Após uma tentativa de suicídio falhada, Hanio tem a ideia alucinante de colocar a sua vida à venda, sendo esse o mote desta obra singular.
"Vendo a minha vida. Pode utilizá-la conforme as suas conveniências. Sou homem e tenho vinte e sete anos. Máxima discrição garantida. Não causarei qualquer transtorno." (p. 12)
Hanio estava decidido em alcançar o seu objectivo, o de pôr termo à sua vida, sabendo de antemão dos riscos que correria com o anúncio num jornal.
Se morrer era o objectivo de Hanio, o anti-herói desta narrativa não esperava que a sua vida nos tempos a seguir iria dar uma volta inimaginável.
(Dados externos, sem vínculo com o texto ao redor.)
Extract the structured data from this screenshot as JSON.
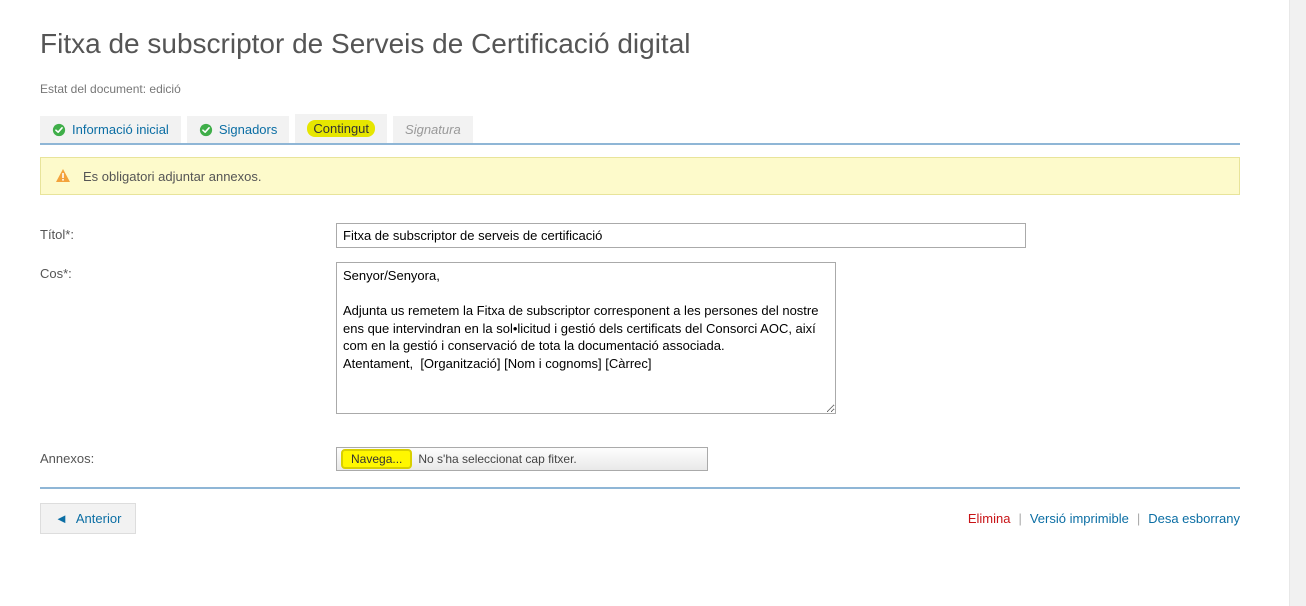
{
  "page": {
    "title": "Fitxa de subscriptor de Serveis de Certificació digital",
    "status_prefix": "Estat del document:",
    "status_value": "edició"
  },
  "tabs": {
    "info": "Informació inicial",
    "signadors": "Signadors",
    "contingut": "Contingut",
    "signatura": "Signatura"
  },
  "alert": {
    "message": "Es obligatori adjuntar annexos."
  },
  "form": {
    "title_label": "Títol*:",
    "title_value": "Fitxa de subscriptor de serveis de certificació",
    "body_label": "Cos*:",
    "body_value": "Senyor/Senyora,\n\nAdjunta us remetem la Fitxa de subscriptor corresponent a les persones del nostre ens que intervindran en la sol•licitud i gestió dels certificats del Consorci AOC, així com en la gestió i conservació de tota la documentació associada.\nAtentament,  [Organització] [Nom i cognoms] [Càrrec]",
    "annex_label": "Annexos:",
    "file_button": "Navega...",
    "file_status": "No s'ha seleccionat cap fitxer."
  },
  "footer": {
    "prev": "Anterior",
    "elimina": "Elimina",
    "print": "Versió imprimible",
    "draft": "Desa esborrany"
  }
}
Se antes de colocar a sua vida à venda, Hanio não encontrava razões para viver, qual não é o seu espanto quando descobre que deixará de ter razões para morrer, percebendo a alegria do que é sentir estar vivo. “Todas as manhãs, ao acordar maravilha-se por pertencer ao mundo dos vivos.” (p. 195)
Hanio Yamada embarca numa viagem sem precedentes numa Tóquio que lhe era desconhecida, começando a interagir com personagens inimagináveis, desde uma mulher viciada em sexo, espiões associados aos Serviços Secretos Asiáticos (SSA), uma mulher vampira, outra viciada em LSD, entre outros, na sequência da publicação do anúncio. Mas a procura dos serviços de Hanio terá sido com objectivos específicos e particulares ou Hanio, sem que o esperasse, terá sido alvo de uma emboscada ao ponto de o ter levado a sentir a adrenalina face ao desejo imperioso de viver que inesperadamente começa a sentir.
À medida que a narrativa avança, é pertinente questionarmos sobre a dimensão ética no que respeita ao valor da vida, sobre se é ou não correcto colocar a vida à venda, aplicando-se as mesmas questões face aos potenciais compradores da vida de outrem. “Mas uma coisa imoral não quer dizer que seja ilegal. Criminosos são os que compram a vida de outra pessoa e a usam para fins desonestos. Eles, sim, são os verdadeiros párias da sociedade. Quem a vende não pode ser considerado criminoso.” (p. 214)
Em todo o caso, a questão central mantém-se: o querer morrer e a frustração em não conseguir concretizar o acto. E também as dissertações que opõem o suicídio ao assassinato que enriquecem a narrativa no que respeita ao sentido da vida.
"A minha vida não tem qualquer valor, trata-se apenas de um produto que está à venda como qualquer outro. Pensando isso, é óbvio que tenho de aceitar o que possa acontecer nesse contexto, mas desagrada-me ser morto contra a minha vontade. Por isso, estou preparado para me suicidar.” (p. 207)
Numa narrativa dimâmica e apelativa, Yukio Mishima arrasta o leitor para o epicentro de uma história que mais parece um filme alucinante. Passado mais de meio século da sua edição, “Vida à Venda” apresenta-se com uma linguagem intemporal, havendo somente um ou dois aspectos que aludem à Tóquio dos anos sessenta. Ainda hoje, a presente narrativa daria um excelente filme de acção sem prejuízo do aspecto de carácter mais reflexivo no que respeita ao sentido da vida, assim como os sucessivos apelos da morte, não esquecendo que o Japão apresenta actualmente uma das taxas de suicídio mais elevadas do mundo.